As a kind of generalized functions, hyperfunctions are, in some sense, more naturally adapted to the study of partial differential equations than L. Schwartz``s distributions. For example, the microlocal analysis of differential operators, which is now an indispensable tool in the development of the theory of differential equations, comes very naturally from the hyperfunctional viewpoint.
We first extend the celebrated theorem bt H. Komatsu on the index of ordinary differential operators with analytic coefficients on the space of hyperfunctions to the index theorem of the microdifferential operators on the space of microfunctions. In particular, we prove the surjectivity of the microdifferential operators on the space of microfunctions. The latter together with the index theorem gives an elegant formula for the number of linearly independent solutions of homogeneous microdifferential equations.

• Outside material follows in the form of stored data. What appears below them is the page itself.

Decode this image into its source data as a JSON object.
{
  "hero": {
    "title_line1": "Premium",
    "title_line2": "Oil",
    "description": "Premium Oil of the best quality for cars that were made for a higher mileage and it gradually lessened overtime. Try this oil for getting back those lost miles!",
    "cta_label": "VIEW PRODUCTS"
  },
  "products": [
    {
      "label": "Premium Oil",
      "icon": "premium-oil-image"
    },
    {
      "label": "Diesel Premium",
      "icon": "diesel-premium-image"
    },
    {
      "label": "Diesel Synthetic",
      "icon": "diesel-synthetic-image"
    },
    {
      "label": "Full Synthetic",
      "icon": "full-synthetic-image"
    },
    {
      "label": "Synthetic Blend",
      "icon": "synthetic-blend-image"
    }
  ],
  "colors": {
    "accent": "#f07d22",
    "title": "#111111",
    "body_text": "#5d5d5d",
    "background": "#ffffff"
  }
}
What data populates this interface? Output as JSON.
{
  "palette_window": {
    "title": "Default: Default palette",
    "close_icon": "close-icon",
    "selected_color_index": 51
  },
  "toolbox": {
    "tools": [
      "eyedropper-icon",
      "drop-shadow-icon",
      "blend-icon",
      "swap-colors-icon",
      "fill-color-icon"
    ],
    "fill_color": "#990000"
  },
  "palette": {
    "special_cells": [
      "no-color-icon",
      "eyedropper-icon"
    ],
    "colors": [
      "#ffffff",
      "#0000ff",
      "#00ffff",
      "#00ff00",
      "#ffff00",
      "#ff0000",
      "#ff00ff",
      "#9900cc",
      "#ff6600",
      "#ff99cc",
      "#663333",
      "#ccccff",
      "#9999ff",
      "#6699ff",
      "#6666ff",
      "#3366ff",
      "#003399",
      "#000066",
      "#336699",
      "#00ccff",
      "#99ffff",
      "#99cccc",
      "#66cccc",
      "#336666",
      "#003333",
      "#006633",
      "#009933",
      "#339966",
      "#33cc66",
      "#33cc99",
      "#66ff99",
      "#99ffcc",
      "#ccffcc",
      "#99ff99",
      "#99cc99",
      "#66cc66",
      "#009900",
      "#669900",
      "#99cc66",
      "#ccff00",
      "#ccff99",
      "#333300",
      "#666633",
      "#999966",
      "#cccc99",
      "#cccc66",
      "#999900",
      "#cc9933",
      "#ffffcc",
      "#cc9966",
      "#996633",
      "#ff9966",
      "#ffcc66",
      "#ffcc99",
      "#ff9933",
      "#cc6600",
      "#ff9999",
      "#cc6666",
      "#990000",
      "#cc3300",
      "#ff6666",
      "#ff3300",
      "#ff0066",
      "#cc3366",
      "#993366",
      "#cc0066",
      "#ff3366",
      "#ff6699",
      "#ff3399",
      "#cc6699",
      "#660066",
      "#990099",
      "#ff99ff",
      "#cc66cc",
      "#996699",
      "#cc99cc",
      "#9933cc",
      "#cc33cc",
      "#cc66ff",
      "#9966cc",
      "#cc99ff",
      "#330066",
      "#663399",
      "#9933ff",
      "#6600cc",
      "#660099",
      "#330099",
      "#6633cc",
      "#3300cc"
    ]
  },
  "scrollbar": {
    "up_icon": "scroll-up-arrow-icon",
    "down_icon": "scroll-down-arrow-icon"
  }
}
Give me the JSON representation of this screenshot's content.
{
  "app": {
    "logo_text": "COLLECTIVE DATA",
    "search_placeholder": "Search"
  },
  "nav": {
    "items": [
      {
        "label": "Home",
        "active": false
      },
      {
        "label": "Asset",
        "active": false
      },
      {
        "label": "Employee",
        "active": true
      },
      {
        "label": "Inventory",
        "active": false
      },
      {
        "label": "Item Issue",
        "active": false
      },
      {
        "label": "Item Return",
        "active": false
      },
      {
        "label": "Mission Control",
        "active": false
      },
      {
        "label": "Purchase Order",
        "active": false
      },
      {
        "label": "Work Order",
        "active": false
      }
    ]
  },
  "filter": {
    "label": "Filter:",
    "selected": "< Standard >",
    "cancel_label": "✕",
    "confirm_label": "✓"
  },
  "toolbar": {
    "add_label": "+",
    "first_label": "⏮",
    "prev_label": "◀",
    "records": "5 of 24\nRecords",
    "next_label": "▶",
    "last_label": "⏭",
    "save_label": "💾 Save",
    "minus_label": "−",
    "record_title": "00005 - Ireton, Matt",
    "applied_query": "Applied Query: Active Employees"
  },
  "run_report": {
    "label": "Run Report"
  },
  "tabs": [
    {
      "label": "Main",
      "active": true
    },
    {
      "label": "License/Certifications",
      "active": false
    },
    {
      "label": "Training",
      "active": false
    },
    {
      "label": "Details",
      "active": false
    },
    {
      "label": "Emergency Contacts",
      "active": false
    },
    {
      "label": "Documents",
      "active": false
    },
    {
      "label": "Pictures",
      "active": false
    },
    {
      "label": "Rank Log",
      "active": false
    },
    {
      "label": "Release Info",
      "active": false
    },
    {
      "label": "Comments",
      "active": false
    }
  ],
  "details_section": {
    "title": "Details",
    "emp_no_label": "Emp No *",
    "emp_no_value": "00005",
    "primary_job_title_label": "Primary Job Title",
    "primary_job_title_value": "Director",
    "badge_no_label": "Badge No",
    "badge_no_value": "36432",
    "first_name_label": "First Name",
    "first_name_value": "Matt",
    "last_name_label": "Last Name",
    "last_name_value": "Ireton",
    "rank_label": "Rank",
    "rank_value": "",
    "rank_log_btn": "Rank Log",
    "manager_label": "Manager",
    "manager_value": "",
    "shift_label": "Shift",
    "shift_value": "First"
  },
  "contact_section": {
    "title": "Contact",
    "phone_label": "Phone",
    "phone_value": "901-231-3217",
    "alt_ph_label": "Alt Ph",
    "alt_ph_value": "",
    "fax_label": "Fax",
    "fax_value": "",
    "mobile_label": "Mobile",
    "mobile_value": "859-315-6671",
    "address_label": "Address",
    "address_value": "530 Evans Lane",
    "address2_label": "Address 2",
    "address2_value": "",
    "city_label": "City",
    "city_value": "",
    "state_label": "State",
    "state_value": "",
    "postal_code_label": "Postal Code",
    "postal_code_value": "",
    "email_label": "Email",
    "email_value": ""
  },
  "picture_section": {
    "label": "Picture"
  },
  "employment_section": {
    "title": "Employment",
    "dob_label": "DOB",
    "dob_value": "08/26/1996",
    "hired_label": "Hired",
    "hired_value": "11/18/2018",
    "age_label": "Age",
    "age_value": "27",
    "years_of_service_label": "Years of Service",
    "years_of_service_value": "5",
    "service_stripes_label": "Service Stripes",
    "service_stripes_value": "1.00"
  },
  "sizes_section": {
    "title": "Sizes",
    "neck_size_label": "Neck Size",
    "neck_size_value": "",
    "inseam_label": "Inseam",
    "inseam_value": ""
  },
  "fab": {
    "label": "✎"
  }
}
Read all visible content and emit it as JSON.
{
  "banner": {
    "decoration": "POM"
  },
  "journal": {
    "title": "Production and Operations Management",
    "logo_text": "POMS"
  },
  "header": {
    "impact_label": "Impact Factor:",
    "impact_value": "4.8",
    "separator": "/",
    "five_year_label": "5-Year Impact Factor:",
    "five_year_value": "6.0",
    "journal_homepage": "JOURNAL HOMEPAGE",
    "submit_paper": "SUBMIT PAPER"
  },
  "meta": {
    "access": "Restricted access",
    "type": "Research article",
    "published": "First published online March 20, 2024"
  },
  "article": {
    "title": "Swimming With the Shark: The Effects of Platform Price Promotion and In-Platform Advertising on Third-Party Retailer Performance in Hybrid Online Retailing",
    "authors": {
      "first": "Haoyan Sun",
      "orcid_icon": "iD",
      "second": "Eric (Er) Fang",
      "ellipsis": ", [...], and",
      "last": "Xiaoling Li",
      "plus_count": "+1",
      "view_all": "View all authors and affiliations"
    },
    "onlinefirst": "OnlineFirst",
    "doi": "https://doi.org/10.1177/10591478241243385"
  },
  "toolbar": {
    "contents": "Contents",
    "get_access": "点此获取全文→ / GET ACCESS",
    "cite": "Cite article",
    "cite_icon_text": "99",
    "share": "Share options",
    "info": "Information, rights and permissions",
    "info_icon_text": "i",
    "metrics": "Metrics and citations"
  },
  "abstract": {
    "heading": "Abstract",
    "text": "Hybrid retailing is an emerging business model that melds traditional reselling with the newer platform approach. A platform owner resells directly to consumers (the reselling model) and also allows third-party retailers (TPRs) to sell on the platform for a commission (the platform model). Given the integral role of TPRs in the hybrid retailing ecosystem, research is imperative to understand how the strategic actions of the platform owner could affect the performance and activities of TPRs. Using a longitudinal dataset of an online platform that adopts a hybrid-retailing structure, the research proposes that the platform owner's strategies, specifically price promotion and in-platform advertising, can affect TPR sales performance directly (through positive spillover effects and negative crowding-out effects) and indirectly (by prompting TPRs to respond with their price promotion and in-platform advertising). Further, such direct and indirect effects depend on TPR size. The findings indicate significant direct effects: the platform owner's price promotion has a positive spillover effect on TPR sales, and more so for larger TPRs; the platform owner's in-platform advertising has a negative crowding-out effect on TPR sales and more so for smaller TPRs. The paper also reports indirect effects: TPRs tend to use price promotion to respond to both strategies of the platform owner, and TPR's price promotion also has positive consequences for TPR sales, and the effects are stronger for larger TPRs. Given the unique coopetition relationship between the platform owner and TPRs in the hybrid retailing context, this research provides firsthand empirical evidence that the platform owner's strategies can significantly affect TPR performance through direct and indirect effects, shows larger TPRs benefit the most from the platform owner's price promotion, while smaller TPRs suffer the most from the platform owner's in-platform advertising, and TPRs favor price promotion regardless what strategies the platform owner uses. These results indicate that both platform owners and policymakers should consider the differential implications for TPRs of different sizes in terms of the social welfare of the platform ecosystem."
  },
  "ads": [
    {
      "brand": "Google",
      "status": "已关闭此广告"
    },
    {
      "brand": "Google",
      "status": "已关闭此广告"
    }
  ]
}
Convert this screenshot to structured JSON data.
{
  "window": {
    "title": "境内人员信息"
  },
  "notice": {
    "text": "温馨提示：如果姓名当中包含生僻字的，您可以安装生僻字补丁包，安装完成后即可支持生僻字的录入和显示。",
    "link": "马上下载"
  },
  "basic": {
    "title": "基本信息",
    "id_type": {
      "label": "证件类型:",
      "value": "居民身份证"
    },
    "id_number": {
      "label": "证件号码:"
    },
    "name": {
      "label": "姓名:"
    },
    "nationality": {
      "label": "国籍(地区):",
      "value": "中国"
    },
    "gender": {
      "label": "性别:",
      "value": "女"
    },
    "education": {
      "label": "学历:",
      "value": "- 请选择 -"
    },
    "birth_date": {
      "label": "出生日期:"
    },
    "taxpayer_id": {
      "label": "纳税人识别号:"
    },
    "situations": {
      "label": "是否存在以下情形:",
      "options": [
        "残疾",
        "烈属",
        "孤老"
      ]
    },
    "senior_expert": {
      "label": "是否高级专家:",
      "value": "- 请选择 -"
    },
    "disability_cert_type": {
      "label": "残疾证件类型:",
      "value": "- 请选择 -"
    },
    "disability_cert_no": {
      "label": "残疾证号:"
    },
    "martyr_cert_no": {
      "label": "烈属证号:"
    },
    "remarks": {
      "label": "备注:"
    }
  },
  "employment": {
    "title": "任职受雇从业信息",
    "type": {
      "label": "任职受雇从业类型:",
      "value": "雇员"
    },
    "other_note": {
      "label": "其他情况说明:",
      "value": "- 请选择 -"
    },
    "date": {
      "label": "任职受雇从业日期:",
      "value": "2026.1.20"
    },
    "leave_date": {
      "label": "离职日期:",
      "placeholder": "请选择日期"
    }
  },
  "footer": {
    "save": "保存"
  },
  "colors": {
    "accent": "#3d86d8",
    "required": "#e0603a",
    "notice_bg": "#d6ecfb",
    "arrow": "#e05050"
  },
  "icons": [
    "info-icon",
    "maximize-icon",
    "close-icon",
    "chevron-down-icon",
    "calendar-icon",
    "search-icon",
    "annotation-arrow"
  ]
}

Secondly, we apply the theory of hyperfunctions to the study of orthogonal polynomials. Use of hyperfunction theory in the study of orthogonal polynomials not only answers many fundamental questions arising in the field of orthogonal polynomials but also opens a new way of investigating them. In particular, via the Fourier hyperfunction, we unify the real and complex orthogonality of Tchebychev ploynomial sets under a single theory, and find a net complex orthogonality of Laguerre polynomials, and answer to the open question, raised by E. Grosswald, of characterizing orthogonal polynomials having the Bessel type orthogonality.
Finally, we construct a bounded variation measure in a closed form with respect to which Bessel polynomials are orthogonal. It resolves the long standing open problem of finding a real orthogonalizing weight of bounded variation for Bessel polynomials, which was first raised by, H. L. Krall and O.Frink and remained enigmatic for the last forty years.